Storage
Object (S3/Blob), block (EBS), file (EFS/Azure Files) storage
Cloud storage is categorised by access pattern: object storage (S3, Azure Blob, GCS) for unstructured data at virtually unlimited scale; block storage (EBS, Azure Managed Disks, GCP Persistent Disk) as virtual disks attached to VMs; and file storage (EFS, Azure Files, Filestore) for POSIX-compliant shared filesystems.
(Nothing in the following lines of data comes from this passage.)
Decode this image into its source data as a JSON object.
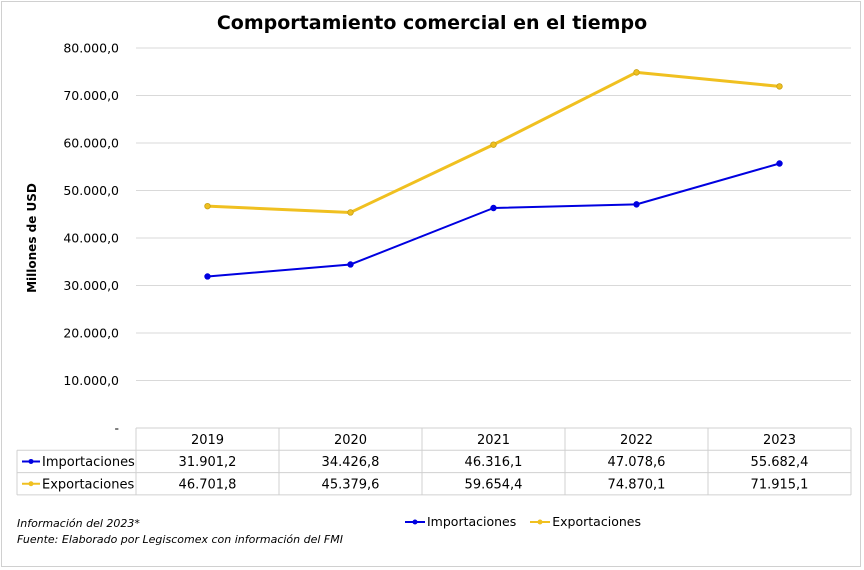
{
  "chart_data": {
    "type": "line",
    "title": "Comportamiento comercial en el tiempo",
    "ylabel": "Millones de USD",
    "xlabel": "",
    "categories": [
      "2019",
      "2020",
      "2021",
      "2022",
      "2023"
    ],
    "ylim": [
      0,
      80000
    ],
    "yticks": [
      0,
      10000,
      20000,
      30000,
      40000,
      50000,
      60000,
      70000,
      80000
    ],
    "ytick_labels": [
      "-",
      "10.000,0",
      "20.000,0",
      "30.000,0",
      "40.000,0",
      "50.000,0",
      "60.000,0",
      "70.000,0",
      "80.000,0"
    ],
    "grid": true,
    "legend_position": "bottom",
    "series": [
      {
        "name": "Importaciones",
        "color": "#0000e0",
        "values": [
          31901.2,
          34426.8,
          46316.1,
          47078.6,
          55682.4
        ],
        "value_labels": [
          "31.901,2",
          "34.426,8",
          "46.316,1",
          "47.078,6",
          "55.682,4"
        ]
      },
      {
        "name": "Exportaciones",
        "color": "#f0c020",
        "values": [
          46701.8,
          45379.6,
          59654.4,
          74870.1,
          71915.1
        ],
        "value_labels": [
          "46.701,8",
          "45.379,6",
          "59.654,4",
          "74.870,1",
          "71.915,1"
        ]
      }
    ],
    "data_table": true
  },
  "footnotes": {
    "info": "Información del 2023*",
    "source": "Fuente: Elaborado por Legiscomex con información del FMI"
  }
}
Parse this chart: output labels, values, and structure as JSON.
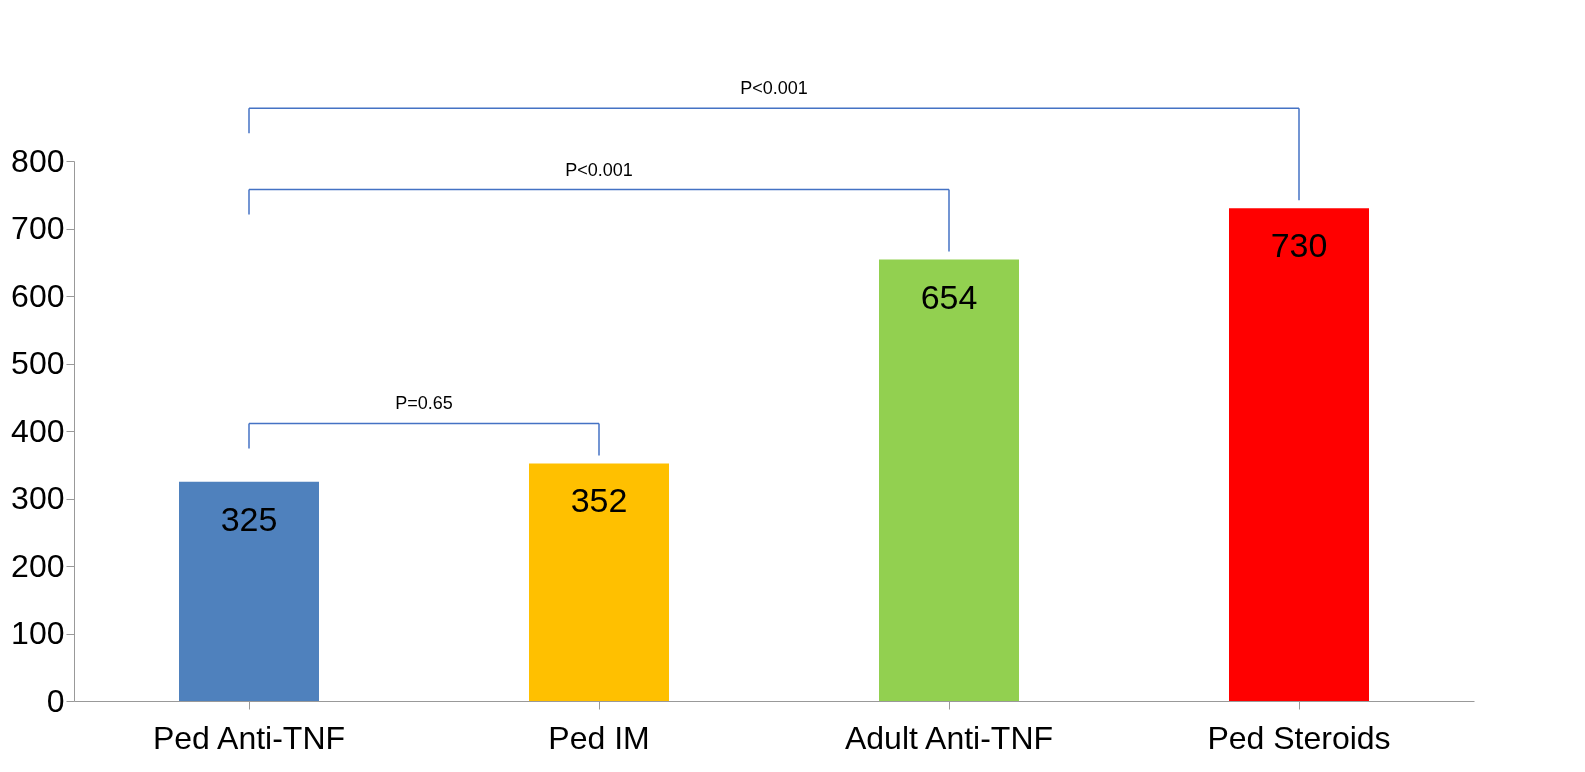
{
  "chart_data": {
    "type": "bar",
    "categories": [
      "Ped Anti-TNF",
      "Ped IM",
      "Adult Anti-TNF",
      "Ped Steroids"
    ],
    "values": [
      325,
      352,
      654,
      730
    ],
    "colors": [
      "#4f81bd",
      "#ffc000",
      "#92d050",
      "#ff0000"
    ],
    "ylim": [
      0,
      800
    ],
    "yticks": [
      0,
      100,
      200,
      300,
      400,
      500,
      600,
      700,
      800
    ],
    "data_labels": true,
    "annotations": [
      "P<0.001",
      "P<0.001",
      "P=0.65"
    ]
  }
}
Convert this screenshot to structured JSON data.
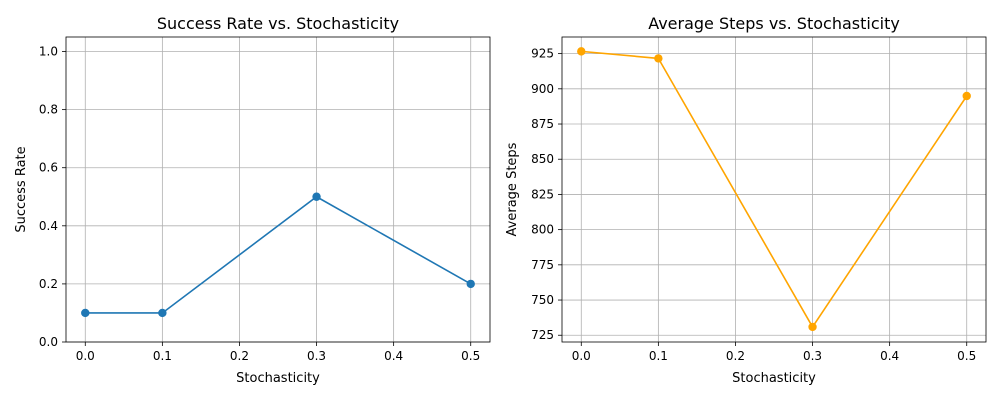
{
  "chart_data": [
    {
      "type": "line",
      "title": "Success Rate vs. Stochasticity",
      "xlabel": "Stochasticity",
      "ylabel": "Success Rate",
      "xlim": [
        -0.025,
        0.525
      ],
      "ylim": [
        0.0,
        1.05
      ],
      "xticks": [
        0.0,
        0.1,
        0.2,
        0.3,
        0.4,
        0.5
      ],
      "xtick_labels": [
        "0.0",
        "0.1",
        "0.2",
        "0.3",
        "0.4",
        "0.5"
      ],
      "yticks": [
        0.0,
        0.2,
        0.4,
        0.6,
        0.8,
        1.0
      ],
      "ytick_labels": [
        "0.0",
        "0.2",
        "0.4",
        "0.6",
        "0.8",
        "1.0"
      ],
      "grid": true,
      "series": [
        {
          "x": [
            0.0,
            0.1,
            0.3,
            0.5
          ],
          "values": [
            0.1,
            0.1,
            0.5,
            0.2
          ],
          "color": "#1f77b4",
          "marker": "circle"
        }
      ]
    },
    {
      "type": "line",
      "title": "Average Steps vs. Stochasticity",
      "xlabel": "Stochasticity",
      "ylabel": "Average Steps",
      "xlim": [
        -0.025,
        0.525
      ],
      "ylim": [
        720.2,
        936.8
      ],
      "xticks": [
        0.0,
        0.1,
        0.2,
        0.3,
        0.4,
        0.5
      ],
      "xtick_labels": [
        "0.0",
        "0.1",
        "0.2",
        "0.3",
        "0.4",
        "0.5"
      ],
      "yticks": [
        725,
        750,
        775,
        800,
        825,
        850,
        875,
        900,
        925
      ],
      "ytick_labels": [
        "725",
        "750",
        "775",
        "800",
        "825",
        "850",
        "875",
        "900",
        "925"
      ],
      "grid": true,
      "series": [
        {
          "x": [
            0.0,
            0.1,
            0.3,
            0.5
          ],
          "values": [
            926.6,
            921.6,
            730.9,
            894.9
          ],
          "color": "#ffa500",
          "marker": "circle"
        }
      ]
    }
  ]
}
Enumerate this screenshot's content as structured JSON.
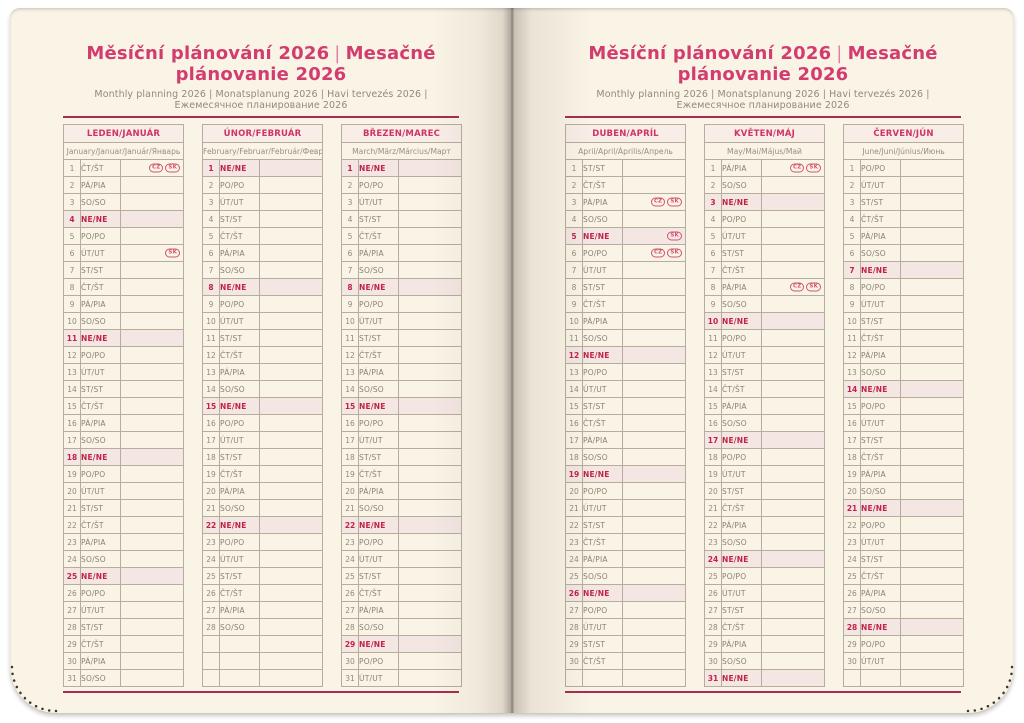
{
  "header": {
    "title_cz": "Měsíční plánování 2026",
    "separator": "|",
    "title_sk": "Mesačné plánovanie 2026",
    "subtitle": "Monthly planning 2026 | Monatsplanung 2026 | Havi tervezés 2026 | Ежемесячное планирование 2026"
  },
  "colors": {
    "title_pink": "#d23c6e",
    "rule_crimson": "#a82c52",
    "sunday_red": "#c02347",
    "sunday_row_bg": "#f4e7e3",
    "month_header_bg": "#f9ede8",
    "month_header_text": "#cf3464",
    "page_cream": "#faf4e7",
    "table_border": "#b6ad9d",
    "body_text": "#8a8173",
    "badge_red": "#cf5672"
  },
  "badge_labels": {
    "cz": "CZ",
    "sk": "SK"
  },
  "months": [
    {
      "id": "january",
      "title": "LEDEN/JANUÁR",
      "subtitle": "January/Januar/Január/Январь",
      "rows": [
        {
          "n": 1,
          "d": "ČT/ŠT",
          "b": [
            "CZ",
            "SK"
          ]
        },
        {
          "n": 2,
          "d": "PÁ/PIA"
        },
        {
          "n": 3,
          "d": "SO/SO"
        },
        {
          "n": 4,
          "d": "NE/NE",
          "s": true
        },
        {
          "n": 5,
          "d": "PO/PO"
        },
        {
          "n": 6,
          "d": "ÚT/UT",
          "b": [
            "SK"
          ]
        },
        {
          "n": 7,
          "d": "ST/ST"
        },
        {
          "n": 8,
          "d": "ČT/ŠT"
        },
        {
          "n": 9,
          "d": "PÁ/PIA"
        },
        {
          "n": 10,
          "d": "SO/SO"
        },
        {
          "n": 11,
          "d": "NE/NE",
          "s": true
        },
        {
          "n": 12,
          "d": "PO/PO"
        },
        {
          "n": 13,
          "d": "ÚT/UT"
        },
        {
          "n": 14,
          "d": "ST/ST"
        },
        {
          "n": 15,
          "d": "ČT/ŠT"
        },
        {
          "n": 16,
          "d": "PÁ/PIA"
        },
        {
          "n": 17,
          "d": "SO/SO"
        },
        {
          "n": 18,
          "d": "NE/NE",
          "s": true
        },
        {
          "n": 19,
          "d": "PO/PO"
        },
        {
          "n": 20,
          "d": "ÚT/UT"
        },
        {
          "n": 21,
          "d": "ST/ST"
        },
        {
          "n": 22,
          "d": "ČT/ŠT"
        },
        {
          "n": 23,
          "d": "PÁ/PIA"
        },
        {
          "n": 24,
          "d": "SO/SO"
        },
        {
          "n": 25,
          "d": "NE/NE",
          "s": true
        },
        {
          "n": 26,
          "d": "PO/PO"
        },
        {
          "n": 27,
          "d": "ÚT/UT"
        },
        {
          "n": 28,
          "d": "ST/ST"
        },
        {
          "n": 29,
          "d": "ČT/ŠT"
        },
        {
          "n": 30,
          "d": "PÁ/PIA"
        },
        {
          "n": 31,
          "d": "SO/SO"
        }
      ]
    },
    {
      "id": "february",
      "title": "ÚNOR/FEBRUÁR",
      "subtitle": "February/Februar/Február/Февраль",
      "rows": [
        {
          "n": 1,
          "d": "NE/NE",
          "s": true
        },
        {
          "n": 2,
          "d": "PO/PO"
        },
        {
          "n": 3,
          "d": "ÚT/UT"
        },
        {
          "n": 4,
          "d": "ST/ST"
        },
        {
          "n": 5,
          "d": "ČT/ŠT"
        },
        {
          "n": 6,
          "d": "PÁ/PIA"
        },
        {
          "n": 7,
          "d": "SO/SO"
        },
        {
          "n": 8,
          "d": "NE/NE",
          "s": true
        },
        {
          "n": 9,
          "d": "PO/PO"
        },
        {
          "n": 10,
          "d": "ÚT/UT"
        },
        {
          "n": 11,
          "d": "ST/ST"
        },
        {
          "n": 12,
          "d": "ČT/ŠT"
        },
        {
          "n": 13,
          "d": "PÁ/PIA"
        },
        {
          "n": 14,
          "d": "SO/SO"
        },
        {
          "n": 15,
          "d": "NE/NE",
          "s": true
        },
        {
          "n": 16,
          "d": "PO/PO"
        },
        {
          "n": 17,
          "d": "ÚT/UT"
        },
        {
          "n": 18,
          "d": "ST/ST"
        },
        {
          "n": 19,
          "d": "ČT/ŠT"
        },
        {
          "n": 20,
          "d": "PÁ/PIA"
        },
        {
          "n": 21,
          "d": "SO/SO"
        },
        {
          "n": 22,
          "d": "NE/NE",
          "s": true
        },
        {
          "n": 23,
          "d": "PO/PO"
        },
        {
          "n": 24,
          "d": "ÚT/UT"
        },
        {
          "n": 25,
          "d": "ST/ST"
        },
        {
          "n": 26,
          "d": "ČT/ŠT"
        },
        {
          "n": 27,
          "d": "PÁ/PIA"
        },
        {
          "n": 28,
          "d": "SO/SO"
        },
        {
          "n": "",
          "d": ""
        },
        {
          "n": "",
          "d": ""
        },
        {
          "n": "",
          "d": ""
        }
      ]
    },
    {
      "id": "march",
      "title": "BŘEZEN/MAREC",
      "subtitle": "March/März/Március/Март",
      "rows": [
        {
          "n": 1,
          "d": "NE/NE",
          "s": true
        },
        {
          "n": 2,
          "d": "PO/PO"
        },
        {
          "n": 3,
          "d": "ÚT/UT"
        },
        {
          "n": 4,
          "d": "ST/ST"
        },
        {
          "n": 5,
          "d": "ČT/ŠT"
        },
        {
          "n": 6,
          "d": "PÁ/PIA"
        },
        {
          "n": 7,
          "d": "SO/SO"
        },
        {
          "n": 8,
          "d": "NE/NE",
          "s": true
        },
        {
          "n": 9,
          "d": "PO/PO"
        },
        {
          "n": 10,
          "d": "ÚT/UT"
        },
        {
          "n": 11,
          "d": "ST/ST"
        },
        {
          "n": 12,
          "d": "ČT/ŠT"
        },
        {
          "n": 13,
          "d": "PÁ/PIA"
        },
        {
          "n": 14,
          "d": "SO/SO"
        },
        {
          "n": 15,
          "d": "NE/NE",
          "s": true
        },
        {
          "n": 16,
          "d": "PO/PO"
        },
        {
          "n": 17,
          "d": "ÚT/UT"
        },
        {
          "n": 18,
          "d": "ST/ST"
        },
        {
          "n": 19,
          "d": "ČT/ŠT"
        },
        {
          "n": 20,
          "d": "PÁ/PIA"
        },
        {
          "n": 21,
          "d": "SO/SO"
        },
        {
          "n": 22,
          "d": "NE/NE",
          "s": true
        },
        {
          "n": 23,
          "d": "PO/PO"
        },
        {
          "n": 24,
          "d": "ÚT/UT"
        },
        {
          "n": 25,
          "d": "ST/ST"
        },
        {
          "n": 26,
          "d": "ČT/ŠT"
        },
        {
          "n": 27,
          "d": "PÁ/PIA"
        },
        {
          "n": 28,
          "d": "SO/SO"
        },
        {
          "n": 29,
          "d": "NE/NE",
          "s": true
        },
        {
          "n": 30,
          "d": "PO/PO"
        },
        {
          "n": 31,
          "d": "ÚT/UT"
        }
      ]
    },
    {
      "id": "april",
      "title": "DUBEN/APRÍL",
      "subtitle": "April/April/Április/Апрель",
      "rows": [
        {
          "n": 1,
          "d": "ST/ST"
        },
        {
          "n": 2,
          "d": "ČT/ŠT"
        },
        {
          "n": 3,
          "d": "PÁ/PIA",
          "b": [
            "CZ",
            "SK"
          ]
        },
        {
          "n": 4,
          "d": "SO/SO"
        },
        {
          "n": 5,
          "d": "NE/NE",
          "s": true,
          "b": [
            "SK"
          ]
        },
        {
          "n": 6,
          "d": "PO/PO",
          "b": [
            "CZ",
            "SK"
          ]
        },
        {
          "n": 7,
          "d": "ÚT/UT"
        },
        {
          "n": 8,
          "d": "ST/ST"
        },
        {
          "n": 9,
          "d": "ČT/ŠT"
        },
        {
          "n": 10,
          "d": "PÁ/PIA"
        },
        {
          "n": 11,
          "d": "SO/SO"
        },
        {
          "n": 12,
          "d": "NE/NE",
          "s": true
        },
        {
          "n": 13,
          "d": "PO/PO"
        },
        {
          "n": 14,
          "d": "ÚT/UT"
        },
        {
          "n": 15,
          "d": "ST/ST"
        },
        {
          "n": 16,
          "d": "ČT/ŠT"
        },
        {
          "n": 17,
          "d": "PÁ/PIA"
        },
        {
          "n": 18,
          "d": "SO/SO"
        },
        {
          "n": 19,
          "d": "NE/NE",
          "s": true
        },
        {
          "n": 20,
          "d": "PO/PO"
        },
        {
          "n": 21,
          "d": "ÚT/UT"
        },
        {
          "n": 22,
          "d": "ST/ST"
        },
        {
          "n": 23,
          "d": "ČT/ŠT"
        },
        {
          "n": 24,
          "d": "PÁ/PIA"
        },
        {
          "n": 25,
          "d": "SO/SO"
        },
        {
          "n": 26,
          "d": "NE/NE",
          "s": true
        },
        {
          "n": 27,
          "d": "PO/PO"
        },
        {
          "n": 28,
          "d": "ÚT/UT"
        },
        {
          "n": 29,
          "d": "ST/ST"
        },
        {
          "n": 30,
          "d": "ČT/ŠT"
        },
        {
          "n": "",
          "d": ""
        }
      ]
    },
    {
      "id": "may",
      "title": "KVĚTEN/MÁJ",
      "subtitle": "May/Mai/Május/Май",
      "rows": [
        {
          "n": 1,
          "d": "PÁ/PIA",
          "b": [
            "CZ",
            "SK"
          ]
        },
        {
          "n": 2,
          "d": "SO/SO"
        },
        {
          "n": 3,
          "d": "NE/NE",
          "s": true
        },
        {
          "n": 4,
          "d": "PO/PO"
        },
        {
          "n": 5,
          "d": "ÚT/UT"
        },
        {
          "n": 6,
          "d": "ST/ST"
        },
        {
          "n": 7,
          "d": "ČT/ŠT"
        },
        {
          "n": 8,
          "d": "PÁ/PIA",
          "b": [
            "CZ",
            "SK"
          ]
        },
        {
          "n": 9,
          "d": "SO/SO"
        },
        {
          "n": 10,
          "d": "NE/NE",
          "s": true
        },
        {
          "n": 11,
          "d": "PO/PO"
        },
        {
          "n": 12,
          "d": "ÚT/UT"
        },
        {
          "n": 13,
          "d": "ST/ST"
        },
        {
          "n": 14,
          "d": "ČT/ŠT"
        },
        {
          "n": 15,
          "d": "PÁ/PIA"
        },
        {
          "n": 16,
          "d": "SO/SO"
        },
        {
          "n": 17,
          "d": "NE/NE",
          "s": true
        },
        {
          "n": 18,
          "d": "PO/PO"
        },
        {
          "n": 19,
          "d": "ÚT/UT"
        },
        {
          "n": 20,
          "d": "ST/ST"
        },
        {
          "n": 21,
          "d": "ČT/ŠT"
        },
        {
          "n": 22,
          "d": "PÁ/PIA"
        },
        {
          "n": 23,
          "d": "SO/SO"
        },
        {
          "n": 24,
          "d": "NE/NE",
          "s": true
        },
        {
          "n": 25,
          "d": "PO/PO"
        },
        {
          "n": 26,
          "d": "ÚT/UT"
        },
        {
          "n": 27,
          "d": "ST/ST"
        },
        {
          "n": 28,
          "d": "ČT/ŠT"
        },
        {
          "n": 29,
          "d": "PÁ/PIA"
        },
        {
          "n": 30,
          "d": "SO/SO"
        },
        {
          "n": 31,
          "d": "NE/NE",
          "s": true
        }
      ]
    },
    {
      "id": "june",
      "title": "ČERVEN/JÚN",
      "subtitle": "June/Juni/Június/Июнь",
      "rows": [
        {
          "n": 1,
          "d": "PO/PO"
        },
        {
          "n": 2,
          "d": "ÚT/UT"
        },
        {
          "n": 3,
          "d": "ST/ST"
        },
        {
          "n": 4,
          "d": "ČT/ŠT"
        },
        {
          "n": 5,
          "d": "PÁ/PIA"
        },
        {
          "n": 6,
          "d": "SO/SO"
        },
        {
          "n": 7,
          "d": "NE/NE",
          "s": true
        },
        {
          "n": 8,
          "d": "PO/PO"
        },
        {
          "n": 9,
          "d": "ÚT/UT"
        },
        {
          "n": 10,
          "d": "ST/ST"
        },
        {
          "n": 11,
          "d": "ČT/ŠT"
        },
        {
          "n": 12,
          "d": "PÁ/PIA"
        },
        {
          "n": 13,
          "d": "SO/SO"
        },
        {
          "n": 14,
          "d": "NE/NE",
          "s": true
        },
        {
          "n": 15,
          "d": "PO/PO"
        },
        {
          "n": 16,
          "d": "ÚT/UT"
        },
        {
          "n": 17,
          "d": "ST/ST"
        },
        {
          "n": 18,
          "d": "ČT/ŠT"
        },
        {
          "n": 19,
          "d": "PÁ/PIA"
        },
        {
          "n": 20,
          "d": "SO/SO"
        },
        {
          "n": 21,
          "d": "NE/NE",
          "s": true
        },
        {
          "n": 22,
          "d": "PO/PO"
        },
        {
          "n": 23,
          "d": "ÚT/UT"
        },
        {
          "n": 24,
          "d": "ST/ST"
        },
        {
          "n": 25,
          "d": "ČT/ŠT"
        },
        {
          "n": 26,
          "d": "PÁ/PIA"
        },
        {
          "n": 27,
          "d": "SO/SO"
        },
        {
          "n": 28,
          "d": "NE/NE",
          "s": true
        },
        {
          "n": 29,
          "d": "PO/PO"
        },
        {
          "n": 30,
          "d": "ÚT/UT"
        },
        {
          "n": "",
          "d": ""
        }
      ]
    }
  ]
}
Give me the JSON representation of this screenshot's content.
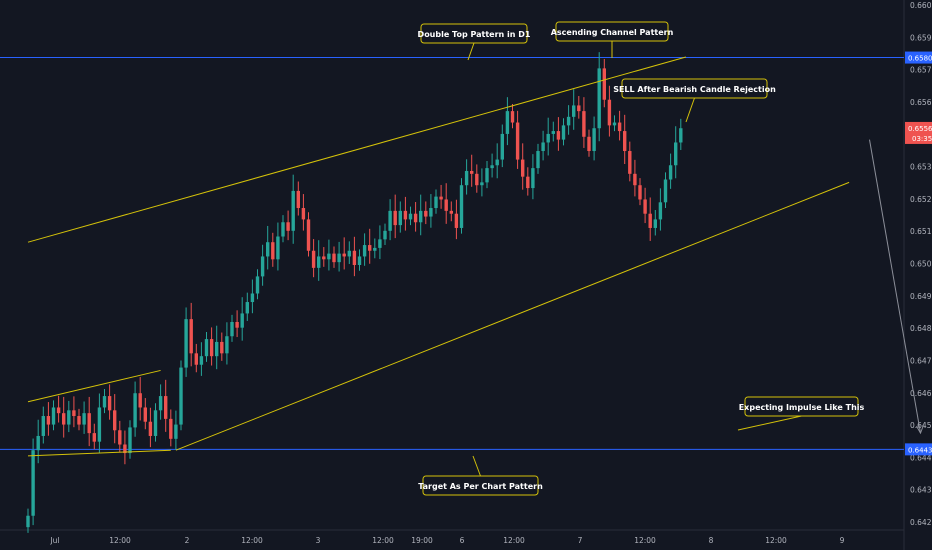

Choosing incorrectly wastes cost — object storage is ~$0.023/GB/month vs EBS at ~$0.10/GB/month, a 4× difference that compounds at petabyte scale.
Key Points
- S3 storage classes: Standard (~$0.023/GB), Intelligent-Tiering (auto-moves between frequent/infrequent), Glacier Instant Retrieval (~$0.004/GB), Glacier Deep Archive (~$0.00099/GB) — choose based on retrieval SLA.
- EBS volume types: gp3 (general purpose, 3000 baseline IOPS, ~$0.08/GB), io2 Block Express (up to 256,000 IOPS for databases, ~$0.125/GB) — io2 for latency-sensitive OLTP.
- EFS (Elastic File System) provides NFS v4.1/4.2 shared access across multiple EC2 instances; throughput scales automatically — useful for shared application state and CMS assets.
- S3 strong consistency (since December 2020) guarantees read-after-write consistency for all operations including overwrite PUTs and DELETEs.
- Azure Blob access tiers: Hot, Cool, Cold, Archive — moving from Hot to Archive cuts storage cost by ~97% but retrieval takes hours and incurs retrieval fees.
- Block storage IOPS limits are a common database bottleneck: EBS gp3 caps at 16,000 IOPS; io2 supports up to 256,000 IOPS with multi-attach for clustered databases.
- Object storage lifecycle rules automate tiering/deletion — essential for log retention compliance (e.g., move CloudTrail logs to Glacier after 90 days, delete after 7 years).
- S3 multipart upload is mandatory for objects >5 GB and recommended above 100 MB to enable parallel upload and resume on failure.
Real-World Example
Dropbox stores 500+ petabytes of user data on S3 with intelligent lifecycle tiering, using EFS only for shared internal build artifacts requiring concurrent filesystem access.